Bowel movement being a basic universal need, it’s easy to imagine how the man who invented the outhouse came up with the idea. But who was the first latrine maker?

Prehistoric Times

Defecation in ancient times is thought to have been done indiscriminately. Prehistoric men released human waste anywhere in the forest. But soon, as the idea of privacy was beginning to take shape in their minds, they began to do it in isolation in caves. This was the crudest form of an outhouse by the first latrine maker or makers. Some studies estimate this to have happened about the same time when man learned to dress up.

But the problem of available space in the latrine caves soon started troubling them. Thus, probably for convenience sake, they started digging holes for the purpose and partly refilling it with earth to make it reusable by others. Then, as refilling reached the level of the ground, they dug another site.
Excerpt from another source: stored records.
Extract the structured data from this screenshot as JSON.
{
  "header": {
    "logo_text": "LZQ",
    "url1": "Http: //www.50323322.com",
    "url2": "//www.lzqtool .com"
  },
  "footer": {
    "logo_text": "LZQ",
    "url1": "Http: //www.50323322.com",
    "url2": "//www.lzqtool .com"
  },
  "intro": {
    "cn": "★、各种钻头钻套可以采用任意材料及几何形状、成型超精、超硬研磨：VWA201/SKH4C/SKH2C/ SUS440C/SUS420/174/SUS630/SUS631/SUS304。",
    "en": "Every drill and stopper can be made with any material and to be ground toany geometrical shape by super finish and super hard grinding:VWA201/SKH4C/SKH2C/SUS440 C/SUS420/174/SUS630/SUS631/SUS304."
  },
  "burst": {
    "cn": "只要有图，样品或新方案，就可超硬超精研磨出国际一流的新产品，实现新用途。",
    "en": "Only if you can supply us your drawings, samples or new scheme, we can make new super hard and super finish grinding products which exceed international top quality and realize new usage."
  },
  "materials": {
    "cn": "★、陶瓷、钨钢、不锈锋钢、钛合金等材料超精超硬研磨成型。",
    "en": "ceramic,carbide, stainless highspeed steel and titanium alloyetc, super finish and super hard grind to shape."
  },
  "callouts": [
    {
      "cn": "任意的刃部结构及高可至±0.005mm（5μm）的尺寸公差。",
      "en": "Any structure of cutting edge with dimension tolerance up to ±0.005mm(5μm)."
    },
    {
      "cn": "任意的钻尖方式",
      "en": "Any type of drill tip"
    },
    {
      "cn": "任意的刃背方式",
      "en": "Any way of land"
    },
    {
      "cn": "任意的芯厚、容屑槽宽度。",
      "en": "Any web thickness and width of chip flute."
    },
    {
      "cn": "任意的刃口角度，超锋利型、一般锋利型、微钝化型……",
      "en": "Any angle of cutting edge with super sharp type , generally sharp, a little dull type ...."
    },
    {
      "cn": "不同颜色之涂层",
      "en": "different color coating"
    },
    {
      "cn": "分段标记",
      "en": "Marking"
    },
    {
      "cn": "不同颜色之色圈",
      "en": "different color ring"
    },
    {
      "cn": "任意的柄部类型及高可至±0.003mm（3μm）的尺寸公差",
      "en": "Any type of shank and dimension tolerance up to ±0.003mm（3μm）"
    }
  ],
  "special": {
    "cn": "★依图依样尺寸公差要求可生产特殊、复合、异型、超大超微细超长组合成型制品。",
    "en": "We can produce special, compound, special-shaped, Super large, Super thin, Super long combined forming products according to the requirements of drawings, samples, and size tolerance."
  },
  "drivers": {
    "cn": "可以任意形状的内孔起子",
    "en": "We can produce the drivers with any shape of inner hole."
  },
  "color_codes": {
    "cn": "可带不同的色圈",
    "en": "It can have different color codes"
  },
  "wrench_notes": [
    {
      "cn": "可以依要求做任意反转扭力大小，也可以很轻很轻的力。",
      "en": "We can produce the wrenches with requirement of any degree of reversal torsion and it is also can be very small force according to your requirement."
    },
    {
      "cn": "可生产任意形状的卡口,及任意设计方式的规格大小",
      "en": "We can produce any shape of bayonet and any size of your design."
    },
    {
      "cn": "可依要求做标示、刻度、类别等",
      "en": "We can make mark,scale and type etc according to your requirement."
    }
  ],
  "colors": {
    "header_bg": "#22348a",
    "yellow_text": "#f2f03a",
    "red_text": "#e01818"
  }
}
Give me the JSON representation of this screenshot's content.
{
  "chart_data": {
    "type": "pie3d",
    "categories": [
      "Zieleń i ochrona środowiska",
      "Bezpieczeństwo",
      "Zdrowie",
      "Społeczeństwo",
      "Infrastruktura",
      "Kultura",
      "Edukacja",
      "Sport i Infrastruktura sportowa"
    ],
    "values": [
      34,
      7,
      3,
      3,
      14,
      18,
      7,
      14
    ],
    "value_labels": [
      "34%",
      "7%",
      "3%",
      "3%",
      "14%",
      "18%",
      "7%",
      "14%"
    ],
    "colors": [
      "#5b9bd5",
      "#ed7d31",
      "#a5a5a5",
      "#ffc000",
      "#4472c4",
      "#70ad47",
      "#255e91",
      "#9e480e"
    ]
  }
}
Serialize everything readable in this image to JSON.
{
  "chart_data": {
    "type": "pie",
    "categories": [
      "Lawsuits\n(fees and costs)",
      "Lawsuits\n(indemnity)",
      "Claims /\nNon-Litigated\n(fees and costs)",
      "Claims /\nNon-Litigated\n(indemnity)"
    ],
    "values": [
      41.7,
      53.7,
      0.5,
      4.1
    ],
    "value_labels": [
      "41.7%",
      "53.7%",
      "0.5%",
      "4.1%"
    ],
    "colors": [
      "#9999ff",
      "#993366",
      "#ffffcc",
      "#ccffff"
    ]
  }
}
As they advanced in living standards, people started living in constructed shelters of wood and thick canvas, and much later, wood and stone. The idea of communities also began to propagate. About that time, caves were too isolated and dangerous to continue serving the defecation needs of the people. The person or persons who invented the outhouse came up with the idea at this time.

It Really Started in China

The earliest record of a water closet system was in China. A stone toilet bowl with a water system was found to have been used in 206 B.C. Thus, the first latrine maker and the person who invented the outhouse could well have been a Chinese who lived around this time.

Outhouses in Europe

Some experts estimate that the first outhouse in Europe was used some 500 years ago. In fact, they also assert that the man who invented the outhouse was a European. Fifteenth and sixteenth century Europeans started enjoying the convenience of outhouses then instead of doing the human urge in remote places where digging and refilling were done countless times through the year. Latrines were yet unhygienic to keep inside houses as long as the U-trap and water closet were not yet invented.

What Were Outhouses?

When people back then had the urge to relieve themselves of human waste, they went to a roofed cubicle about 50 to 100 yards away from their houses. It was about 3 by 5 feet in area and stood some 7 feet tall. It had no windows and light. On the center of the floor was a hole and inside it was a tin bowl for catching waste. Each morning, the tin bowl was replaced. The person or people who invented the outhouse had to assign someone for the daily and messy chore.